Sonntag, 29. Oktober 2017

Einspruch, euer Ehren.

Meine Regionalzeitung hat ein kleines Interview mit Marco Müller (2 Michelin-Sterne, Rutz, Berlin) veröffentlicht. Und hat ihn nach Zukunftsvisionen befragt. Er sagt: „Verschwinden werden Billigrestaurants, in denen einfach nur ein paar Tüten aufgerissen werden und das dann Kochen genannt wird.“

Schön wär’s. Wir erleben doch überall in den Städten den Siegeszug von Ketten, die vielleicht nicht Tüten aufreißen, aber mit Franchise-Konzepten und schlichter Küche den individuellen Anbietern den Markt versauen.

Und er sagt: „Kommen werden Restaurants, die frisches, gutes Essen anbieten – notgedrungen mit weniger Personalaufwand, denn die ganze Dienstleistungsbranche hat ja massive Schwierigkeiten, Mitarbeiter zu finden.“

Einspruch, euer Ehren. Frische Küche mit regionalen Produkten bedeutet einen großen Aufwand, auch unterhalb der Sterne-Küche. Planung, Einkauf, Küche, Service – das ist eben nicht mit weniger (Personal-) Aufwand hinzukriegen. Sich um gute Lieferanten aus der Region zu kümmern, erfordert mehr Aufwand, als das Gemüse aus dem Katalog des Großhändlers auszuwählen. Gutes, frisches Essen kostet. Egal, auf welchem Niveau.

Im Sternelokal sind die Gäste bereit, relativ viel Geld für Essen auszugeben. Aber einfach nur sauberes Essen, ohne Glamour-Faktor? Das macht auch viel Arbeit. Und hat eben auch seinen Preis. Ich bin nicht sicher, ob Gäste bereit sind, dafür einen angemessenen Preis zu bezahlen, der es Gastronomen ermöglicht, zu überleben.

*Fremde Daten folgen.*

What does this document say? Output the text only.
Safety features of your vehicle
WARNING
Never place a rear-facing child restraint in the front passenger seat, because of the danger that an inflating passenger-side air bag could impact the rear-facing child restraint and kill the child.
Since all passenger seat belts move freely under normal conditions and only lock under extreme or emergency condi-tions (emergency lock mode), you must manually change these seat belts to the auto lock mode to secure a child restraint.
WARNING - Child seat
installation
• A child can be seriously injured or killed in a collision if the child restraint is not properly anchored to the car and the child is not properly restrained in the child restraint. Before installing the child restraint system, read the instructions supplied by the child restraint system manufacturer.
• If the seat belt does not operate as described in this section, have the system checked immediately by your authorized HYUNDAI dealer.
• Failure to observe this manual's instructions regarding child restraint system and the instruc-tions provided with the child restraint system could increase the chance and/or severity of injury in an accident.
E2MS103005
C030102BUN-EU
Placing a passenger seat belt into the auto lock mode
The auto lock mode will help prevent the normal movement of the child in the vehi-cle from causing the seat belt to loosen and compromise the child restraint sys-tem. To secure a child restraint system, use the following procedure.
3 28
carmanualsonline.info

Weil der Gegenwert des Speisenpreises für viele Gäste eben nicht nur das tatsächliche Produkt auf dem Teller ist, sondern wesentlich auch der Glamour-Faktor des Essengehens. Das funktioniert natürlich in der Sternegastronomie. „Wir waren ja am Wochenende im Dings & Dingens essen, also das war ja…“. Oder so. Und danach kann man dann ja auch gleich smalltalkmäßig zu den aktuellen Preisen der angesagten SUVs übergehen.

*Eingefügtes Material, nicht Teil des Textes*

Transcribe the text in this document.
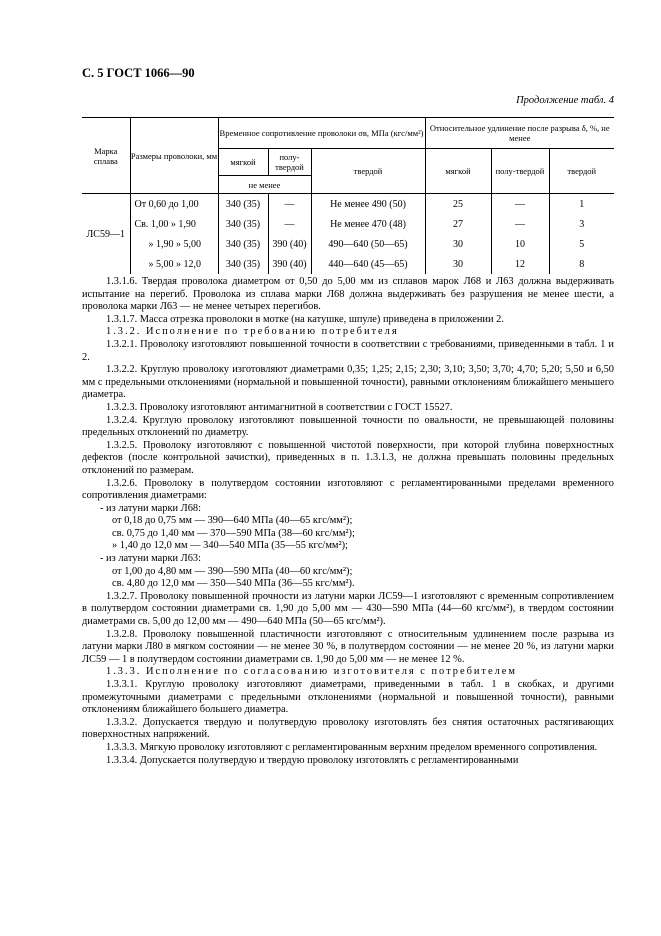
С. 5 ГОСТ 1066—90
Продолжение табл. 4
Марка сплава	Размеры проволоки, мм	Временное сопротивление проволоки σв, МПа (кгс/мм²)			Относительное удлинение после разрыва δ, %, не менее		
		мягкой	полу-твердой	твердой	мягкой	полу-твердой	твердой
		не менее					
ЛС59—1	От 0,60 до 1,00	340 (35)	—	Не менее 490 (50)	25	—	1
	Св. 1,00 » 1,90	340 (35)	—	Не менее 470 (48)	27	—	3
	» 1,90 » 5,00	340 (35)	390 (40)	490—640 (50—65)	30	10	5
	» 5,00 » 12,0	340 (35)	390 (40)	440—640 (45—65)	30	12	8

1.3.1.6. Твердая проволока диаметром от 0,50 до 5,00 мм из сплавов марок Л68 и Л63 должна выдерживать испытание на перегиб. Проволока из сплава марки Л68 должна выдерживать без разрушения не менее шести, а проволока марки Л63 — не менее четырех перегибов.

1.3.1.7. Масса отрезка проволоки в мотке (на катушке, шпуле) приведена в приложении 2.

1.3.2. Исполнение по требованию потребителя

1.3.2.1. Проволоку изготовляют повышенной точности в соответствии с требованиями, приведенными в табл. 1 и 2.

1.3.2.2. Круглую проволоку изготовляют диаметрами 0,35; 1,25; 2,15; 2,30; 3,10; 3,50; 3,70; 4,70; 5,20; 5,50 и 6,50 мм с предельными отклонениями (нормальной и повышенной точности), равными отклонениям ближайшего меньшего диаметра.

1.3.2.3. Проволоку изготовляют антимагнитной в соответствии с ГОСТ 15527.

1.3.2.4. Круглую проволоку изготовляют повышенной точности по овальности, не превышающей половины предельных отклонений по диаметру.

1.3.2.5. Проволоку изготовляют с повышенной чистотой поверхности, при которой глубина поверхностных дефектов (после контрольной зачистки), приведенных в п. 1.3.1.3, не должна превышать половины предельных отклонений по размерам.

1.3.2.6. Проволоку в полутвердом состоянии изготовляют с регламентированными пределами временного сопротивления диаметрами:

- из латуни марки Л68:

от 0,18 до 0,75 мм — 390—640 МПа (40—65 кгс/мм²);

св. 0,75 до 1,40 мм — 370—590 МПа (38—60 кгс/мм²);

» 1,40 до 12,0 мм — 340—540 МПа (35—55 кгс/мм²);

- из латуни марки Л63:

от 1,00 до 4,80 мм — 390—590 МПа (40—60 кгс/мм²);

св. 4,80 до 12,0 мм — 350—540 МПа (36—55 кгс/мм²).

1.3.2.7. Проволоку повышенной прочности из латуни марки ЛС59—1 изготовляют с временным сопротивлением в полутвердом состоянии диаметрами св. 1,90 до 5,00 мм — 430—590 МПа (44—60 кгс/мм²), в твердом состоянии диаметрами св. 5,00 до 12,00 мм — 490—640 МПа (50—65 кгс/мм²).

1.3.2.8. Проволоку повышенной пластичности изготовляют с относительным удлинением после разрыва из латуни марки Л80 в мягком состоянии — не менее 30 %, в полутвердом состоянии — не менее 20 %, из латуни марки ЛС59 — 1 в полутвердом состоянии диаметрами св. 1,90 до 5,00 мм — не менее 12 %.

1.3.3. Исполнение по согласованию изготовителя с потребителем

1.3.3.1. Круглую проволоку изготовляют диаметрами, приведенными в табл. 1 в скобках, и другими промежуточными диаметрами с предельными отклонениями (нормальной и повышенной точности), равными отклонениям ближайшего большего диаметра.

1.3.3.2. Допускается твердую и полутвердую проволоку изготовлять без снятия остаточных растягивающих поверхностных напряжений.

1.3.3.3. Мягкую проволоку изготовляют с регламентированным верхним пределом временного сопротивления.

1.3.3.4. Допускается полутвердую и твердую проволоку изготовлять с регламентированными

Müller: „Bei den Gerichten selbst halte ich alles Umami-Angereicherte, also sehr aromenstarke Küche mit starkem asiatischen Einschlag, für den kommenden Trend.“ (Zur Erklärung: Umami ist der „herzhafte“ Geschmack, der sich beim Kochen entweder z. B. natürlich durch Tomatenmark - reich an Glutaminsäure - ergibt, oder aber durch künstliche Geschmacksverstärker wie Glutamat. Das ist dann die Aroma-Keule im China-Restaurant.)

Och, bitte, das kann es doch nun wirklich nicht sein. Die überwürzten Produkte, die wir an jeder Ecke kaufen können, sind doch Mist. Es muss doch darum gehen, den Lebensmitteln ihren Eigengeschmack zu lassen, und genau daran entlang zu kochen.

Und das passt auch gar nicht dazu, dass Müller in diesem Interview zugleich beschreibt, wie er in direkter Zusammenarbeit mit Erzeugern den perfekten Kohlrabi züchten lässt. Denn das ist dann schon wieder ziemlich beeindruckend.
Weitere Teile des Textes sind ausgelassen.